Where Is Blombos Cave? What’s Been Excavated There?

Archaeological evidence excavated from Blombos Cave has impacted ideas about the origins of human cognition, art, and culture. 

  • Located about 300 km, or 180 miles, east of Cape Town, South Africa, Blombos Cave is set on a south-facing cliff face, just meters from the Indian Ocean. 

  • It was first excavated in 1991, and for decades, archaeologists have unearthed numerous human-made objects — up to 100,000 years old — that have shifted what we know of, and how we tell, the human story. 

  • As described in this video, such artifacts include: “Spearheads, beads fashioned from shells, and pieces of bone and ochre with crosshatch patterns cut into them. Other objects found appear to be evidence of an ability to make ochre pigment in liquid form.” 

  • As reported in BBC, archeologists have uncovered a collection of human-made tools in Blombos Cave that suggest humans were making paint 100,000 years ago! While the purpose of the paint is not clear, archaeologist Christopher Henshilwood, who was the first to excavate Blombos Cave, has a few educated guesses for the ancient innovation of paint: "It's possible the paint was used to paint bodies, human skin. It could have been used to paint designs on leather or other objects. It could have been used for paintings on walls, although the surfaces of southern African caves are not ideal for the long-term preservation of rock art.”

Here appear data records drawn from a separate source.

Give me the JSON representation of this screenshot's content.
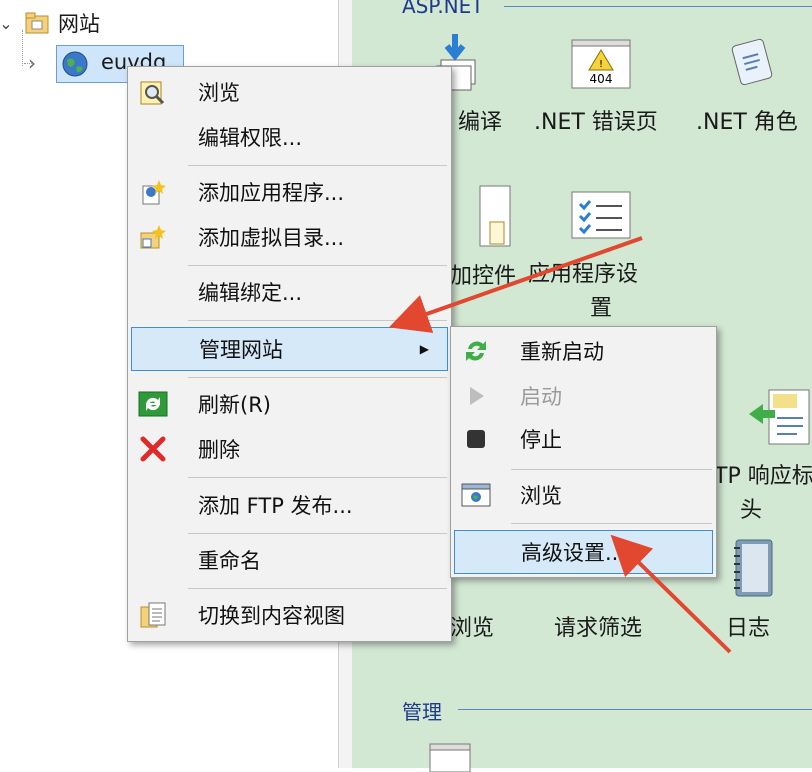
{
  "tree": {
    "root_label": "网站",
    "site_label": "euvdq"
  },
  "features": {
    "group_aspnet": "ASP.NET",
    "group_manage": "管理",
    "items": {
      "compile": "编译",
      "net_error": ".NET 错误页",
      "net_role": ".NET 角色",
      "controls": "加控件",
      "app_settings": "应用程序设",
      "app_settings_2": "置",
      "http_headers": "TP 响应标",
      "http_headers_2": "头",
      "browse": "浏览",
      "request_filter": "请求筛选",
      "logging": "日志"
    },
    "warning_code": "404"
  },
  "context_menu": {
    "browse": "浏览",
    "edit_permissions": "编辑权限...",
    "add_application": "添加应用程序...",
    "add_virtual_dir": "添加虚拟目录...",
    "edit_bindings": "编辑绑定...",
    "manage_website": "管理网站",
    "refresh": "刷新(R)",
    "delete": "删除",
    "add_ftp": "添加 FTP 发布...",
    "rename": "重命名",
    "switch_content_view": "切换到内容视图"
  },
  "submenu": {
    "restart": "重新启动",
    "start": "启动",
    "stop": "停止",
    "browse": "浏览",
    "advanced_settings": "高级设置..."
  },
  "colors": {
    "features_bg": "#d2e8d3",
    "highlight": "#d6e9f9",
    "annotation_arrow": "#e2472f"
  }
}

How Does Blombos Cave Represent Cognitive Complexity & Symbolic Thought?

The vast collection of archaeological findings at Blombos Cave suggest great complexity of thought was happening in modern humans who lived 70-100,000 years ago. 

  • Some consider Blombos Cave to be the cradle of human culture. As described by University of Bergen, “Blombos Cave is famous for its contributions to our understanding of symbolism and cognition in early modern humans. These finds include the discovery of the world’s oldest drawing, engravings and shell beads.”

  • The world’s oldest drawing — or as National Geographic describes as the world’s “oldest doodle” — survives on a piece of rock: “Seventy-three thousand years ago, an early human in what is now South Africa picked up a piece of ocher and used it to scratch a hashtag-like mark onto a piece of stone.” While the intended purpose of this famous rock is not known, it represents human intention, to deliberately carve something that represents symbolic meaning. 

  • As described in Nature, this rock drawing marks an important finding, shifting the timeline for cultural modernity and symbol use: “Our microscopic and chemical analyses of the pattern confirm that red ochre pigment was intentionally applied to the flake with an ochre crayon…This notable discovery predates the earliest previously known abstract and figurative drawings by at least 30,000 years. This drawing demonstrates the ability of early Homo sapiens in southern Africa to produce graphic designs on various media using different techniques. [It indicates] that drawing was part of the behavioural repertoire of populations of early Homo sapiens in southern Africa at about 73,000 years ago.”

  • In a video about Blombos Cave, Neil deGrasse Tyson, states that the carved rock represents the, “Earliest remnant we have of human culture,” or art. He states, “We found a way to leave behind something distinctly human.”

While archaeological evidence from Blombos Cave cannot paint a full picture, it helps to illustrate how our human story begins in the immense, diverse continent of Africa.